Given that breast irradiation is not homogeneous inside the whole breast volume, higher doses are often located around the central region near the nipple area after TPS optimization. This phenomenon could result in a higher surface dose around the central area. Therefore, we developed a unique formula to represent the surface dose as a fraction of the reference point dose, which is named PSDR1cm. It is defined as the percentage fraction of the surface dose divided by a reference dose at 1 cm depth below the designated surface measuring point. We chose this reference location because this point dose was easily checked in cTPS, and it is nearly equal to the real absorbed dose that has been investigated by Moncion and his colleagues [22]. After this correction, the effect of incident angle on the surface dose is diminished. We also found a better linear relation in the medial-lateral direction than in the superior-inferior direction. The values of R² are near to 1 in the former and near to 0 in the latter. This could be a result of the narrow range of incident angles in superior-inferior direction. Therefore, we put all measured data regarding surface dose and PSRD1cm together and analyzed them (Figure 8). The linear analysis results are y = 0.5258x + 69.648, R² = 0.7131 when x represents the incident angle (degree) and y represents the surface dose (cGy) and y = 0.1894x + 36.021, R² = 0.6536 when x represents PSDR1cm (%) and y represents the surface dose (cGy). According to these R² values, both are reliable and valid linear trend line.
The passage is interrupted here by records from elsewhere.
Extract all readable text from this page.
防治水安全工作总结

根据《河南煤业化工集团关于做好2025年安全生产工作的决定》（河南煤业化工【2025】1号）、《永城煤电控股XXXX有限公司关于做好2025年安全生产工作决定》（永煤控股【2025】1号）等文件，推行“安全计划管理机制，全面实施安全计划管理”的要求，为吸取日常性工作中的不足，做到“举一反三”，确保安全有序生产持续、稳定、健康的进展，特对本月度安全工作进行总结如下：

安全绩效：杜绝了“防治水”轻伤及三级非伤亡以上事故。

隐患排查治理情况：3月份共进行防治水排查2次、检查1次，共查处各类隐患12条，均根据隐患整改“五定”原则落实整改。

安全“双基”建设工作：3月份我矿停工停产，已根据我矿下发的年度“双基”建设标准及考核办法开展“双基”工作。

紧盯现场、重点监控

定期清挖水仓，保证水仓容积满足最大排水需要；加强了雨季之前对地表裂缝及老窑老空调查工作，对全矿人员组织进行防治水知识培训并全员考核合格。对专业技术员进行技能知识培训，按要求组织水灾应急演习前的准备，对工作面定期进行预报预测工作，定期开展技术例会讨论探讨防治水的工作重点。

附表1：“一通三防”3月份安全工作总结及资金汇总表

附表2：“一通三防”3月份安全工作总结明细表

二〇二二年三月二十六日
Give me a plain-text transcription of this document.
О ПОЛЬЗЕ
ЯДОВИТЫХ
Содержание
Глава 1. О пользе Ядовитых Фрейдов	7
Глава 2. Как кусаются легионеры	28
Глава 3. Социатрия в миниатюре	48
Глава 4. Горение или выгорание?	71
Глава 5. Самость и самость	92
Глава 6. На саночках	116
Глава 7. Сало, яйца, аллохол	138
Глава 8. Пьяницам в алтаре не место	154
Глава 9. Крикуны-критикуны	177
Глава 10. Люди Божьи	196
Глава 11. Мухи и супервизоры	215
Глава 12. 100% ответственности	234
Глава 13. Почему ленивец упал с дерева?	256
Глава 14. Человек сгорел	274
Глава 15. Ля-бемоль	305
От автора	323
Dr. McDermott has also studied the breast surface dose by various sizes of breast volume. He analysed the statistics by simulation of the breast as an eclipse and the polar angle [23]. However, it is difficult to calculate the defined polar angle from SAD and two axes of the simulated eclipse. We developed the predicted equation based on the relationship between PSDR1cm, the angle of incidence, and the dose at 1 cm depth from the surface by cTPS, which are all more easily applied in daily work. PSDR1cm could be represented as the following equation:

$$\mathrm{PSDR}1\mathrm{cm}=0.1894\times \left(\mathrm{angle}\mathrm{of}\mathrm{incidence}\right)+36.021$$

Therefore, the equation of predicted surface dose is shown as follows:

$$\mathrm{Predicted}\mathrm{surface}\mathrm{dose}=\mathrm{PSDR}1\mathrm{cm}\times \left(1\mathrm{cm}\mathrm{depth}\mathrm{dose}\mathrm{from}\mathrm{skin}\mathrm{by}\mathrm{cTPS}\right)$$

5. Conclusions

Based on our study, the surface dose under tangential breast irradiation can be predicted easily by the angle of incidence and 1 cm depth dose on cTPS in daily practice. Further in vivo studies are planned in the future.